Молчанием почтили мы это Зоськино стремление к торговой добропорядочности, но зато добросовестность врача, которая стоила Зоське десяти красных рубцов на спине, показалась нам бесчеловечной и отвратительной.

* * *

Июнь был знойный, ночи душные и жаркие. Отбросив одеяла, уставившись в темноту, мы лежали на своих койках. Постель распаривала тело. По ночам до нас долетали из ближайших лесов протяжные, грустные напевы. Высоко на горных полянах горели костры. Оттуда неслись страстные, дикие возгласы, кончавшиеся продолжительным «Эяля!» Мы прислушивались к этим возгласам; они вибрировали высокой, раздирающей сердце нотой; мы внимали мелодиям, которые ветер доносил до нас с темных полян.

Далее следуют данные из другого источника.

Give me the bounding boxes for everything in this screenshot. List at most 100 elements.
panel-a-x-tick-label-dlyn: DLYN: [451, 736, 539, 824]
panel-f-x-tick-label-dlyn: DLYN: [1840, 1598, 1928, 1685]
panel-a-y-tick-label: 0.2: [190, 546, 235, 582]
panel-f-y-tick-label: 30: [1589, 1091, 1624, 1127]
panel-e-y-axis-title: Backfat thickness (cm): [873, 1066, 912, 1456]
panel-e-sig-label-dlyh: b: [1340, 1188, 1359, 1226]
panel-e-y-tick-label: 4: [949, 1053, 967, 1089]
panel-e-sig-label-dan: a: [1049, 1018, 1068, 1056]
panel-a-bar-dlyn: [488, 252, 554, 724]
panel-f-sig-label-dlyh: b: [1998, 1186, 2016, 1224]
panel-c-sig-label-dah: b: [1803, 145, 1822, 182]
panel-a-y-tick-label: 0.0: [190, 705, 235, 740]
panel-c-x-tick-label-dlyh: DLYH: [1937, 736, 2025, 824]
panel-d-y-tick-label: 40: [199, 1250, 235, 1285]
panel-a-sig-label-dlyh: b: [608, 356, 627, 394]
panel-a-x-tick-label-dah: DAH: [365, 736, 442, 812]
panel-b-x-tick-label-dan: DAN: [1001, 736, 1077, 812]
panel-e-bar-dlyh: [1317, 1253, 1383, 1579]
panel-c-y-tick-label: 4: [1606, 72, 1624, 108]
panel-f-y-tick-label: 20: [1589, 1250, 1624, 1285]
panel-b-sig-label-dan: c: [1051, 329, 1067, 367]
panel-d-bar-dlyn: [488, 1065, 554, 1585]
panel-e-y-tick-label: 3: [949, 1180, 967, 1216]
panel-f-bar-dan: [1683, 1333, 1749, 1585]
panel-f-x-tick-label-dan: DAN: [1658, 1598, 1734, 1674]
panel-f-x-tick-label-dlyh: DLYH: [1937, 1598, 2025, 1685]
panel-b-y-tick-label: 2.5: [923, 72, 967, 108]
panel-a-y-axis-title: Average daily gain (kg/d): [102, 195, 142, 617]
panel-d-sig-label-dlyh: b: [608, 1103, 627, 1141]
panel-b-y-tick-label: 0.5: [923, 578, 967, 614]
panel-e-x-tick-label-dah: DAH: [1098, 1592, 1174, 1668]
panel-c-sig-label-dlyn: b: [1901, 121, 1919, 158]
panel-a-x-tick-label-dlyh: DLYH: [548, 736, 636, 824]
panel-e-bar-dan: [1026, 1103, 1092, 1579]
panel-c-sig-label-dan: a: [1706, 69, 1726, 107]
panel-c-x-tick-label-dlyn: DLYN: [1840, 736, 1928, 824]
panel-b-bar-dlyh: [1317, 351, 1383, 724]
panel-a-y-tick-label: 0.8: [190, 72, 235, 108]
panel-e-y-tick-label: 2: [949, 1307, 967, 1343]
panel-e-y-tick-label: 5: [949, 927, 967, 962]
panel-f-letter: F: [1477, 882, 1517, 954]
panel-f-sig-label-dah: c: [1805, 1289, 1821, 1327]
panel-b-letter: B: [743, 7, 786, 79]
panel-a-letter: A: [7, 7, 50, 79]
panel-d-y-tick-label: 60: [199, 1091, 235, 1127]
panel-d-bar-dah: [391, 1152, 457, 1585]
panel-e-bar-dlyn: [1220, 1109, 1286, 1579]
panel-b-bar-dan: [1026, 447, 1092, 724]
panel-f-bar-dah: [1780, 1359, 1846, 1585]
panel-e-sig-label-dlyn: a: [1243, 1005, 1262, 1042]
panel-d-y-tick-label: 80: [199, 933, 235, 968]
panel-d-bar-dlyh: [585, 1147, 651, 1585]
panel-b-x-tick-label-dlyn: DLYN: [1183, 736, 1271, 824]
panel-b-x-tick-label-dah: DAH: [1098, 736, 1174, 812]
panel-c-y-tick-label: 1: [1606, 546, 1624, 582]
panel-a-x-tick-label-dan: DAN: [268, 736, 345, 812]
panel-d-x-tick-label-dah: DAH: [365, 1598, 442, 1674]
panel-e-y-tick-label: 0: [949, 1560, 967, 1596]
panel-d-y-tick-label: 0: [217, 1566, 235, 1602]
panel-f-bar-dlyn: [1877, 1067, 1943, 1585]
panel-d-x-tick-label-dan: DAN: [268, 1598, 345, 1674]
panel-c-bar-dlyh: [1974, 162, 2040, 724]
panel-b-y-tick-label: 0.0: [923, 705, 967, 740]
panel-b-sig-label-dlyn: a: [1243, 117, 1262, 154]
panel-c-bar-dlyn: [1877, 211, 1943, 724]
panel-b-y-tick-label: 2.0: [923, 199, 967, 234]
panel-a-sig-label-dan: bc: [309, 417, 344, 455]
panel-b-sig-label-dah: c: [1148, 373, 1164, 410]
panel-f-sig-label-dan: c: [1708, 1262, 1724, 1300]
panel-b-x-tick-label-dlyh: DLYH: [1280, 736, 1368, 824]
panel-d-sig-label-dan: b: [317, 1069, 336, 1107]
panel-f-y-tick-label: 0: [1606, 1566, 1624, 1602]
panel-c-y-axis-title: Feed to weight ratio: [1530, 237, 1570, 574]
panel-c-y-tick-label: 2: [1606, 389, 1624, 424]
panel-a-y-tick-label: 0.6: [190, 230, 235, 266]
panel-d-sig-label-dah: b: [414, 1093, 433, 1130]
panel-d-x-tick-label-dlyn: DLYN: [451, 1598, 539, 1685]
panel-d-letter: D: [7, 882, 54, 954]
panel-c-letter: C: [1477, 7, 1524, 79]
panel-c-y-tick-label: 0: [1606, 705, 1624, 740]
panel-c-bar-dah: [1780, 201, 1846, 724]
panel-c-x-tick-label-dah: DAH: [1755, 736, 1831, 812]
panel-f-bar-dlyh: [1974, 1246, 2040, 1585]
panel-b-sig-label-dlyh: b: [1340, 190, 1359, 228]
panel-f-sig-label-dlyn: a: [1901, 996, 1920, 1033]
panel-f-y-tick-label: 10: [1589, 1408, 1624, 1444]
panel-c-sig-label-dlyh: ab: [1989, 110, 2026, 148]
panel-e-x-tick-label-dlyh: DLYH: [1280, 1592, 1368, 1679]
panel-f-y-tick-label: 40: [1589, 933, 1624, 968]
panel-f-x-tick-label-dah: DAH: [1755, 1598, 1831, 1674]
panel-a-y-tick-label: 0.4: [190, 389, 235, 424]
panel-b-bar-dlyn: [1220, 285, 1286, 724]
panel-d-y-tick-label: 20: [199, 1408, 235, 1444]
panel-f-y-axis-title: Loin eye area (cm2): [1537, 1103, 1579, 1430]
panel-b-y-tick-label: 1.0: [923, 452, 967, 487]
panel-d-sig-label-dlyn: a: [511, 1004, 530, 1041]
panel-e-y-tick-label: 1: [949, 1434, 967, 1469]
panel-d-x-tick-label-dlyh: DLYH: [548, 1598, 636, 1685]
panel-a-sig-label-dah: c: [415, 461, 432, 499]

С синими мешками под глазами, вялые и расслабленные, усаживались мы утром на койках, чтобы хором прочитать «Ангеле божий». На уроках в школе мы бездумно глядели на доску, ловя ухом отголоски лета, долетавшие с улицы. Все мы учились плохо, и было уже известно, что наши девчонки принесут в приют одни лишь тройки и двойки.

Тотчас же после обеда мы каждый день отправлялись в лес собирать валежник. Зимою он служил нам топливом. Это занятие нравилось всем.

вернуться

23

Злотый равен 100 грошам.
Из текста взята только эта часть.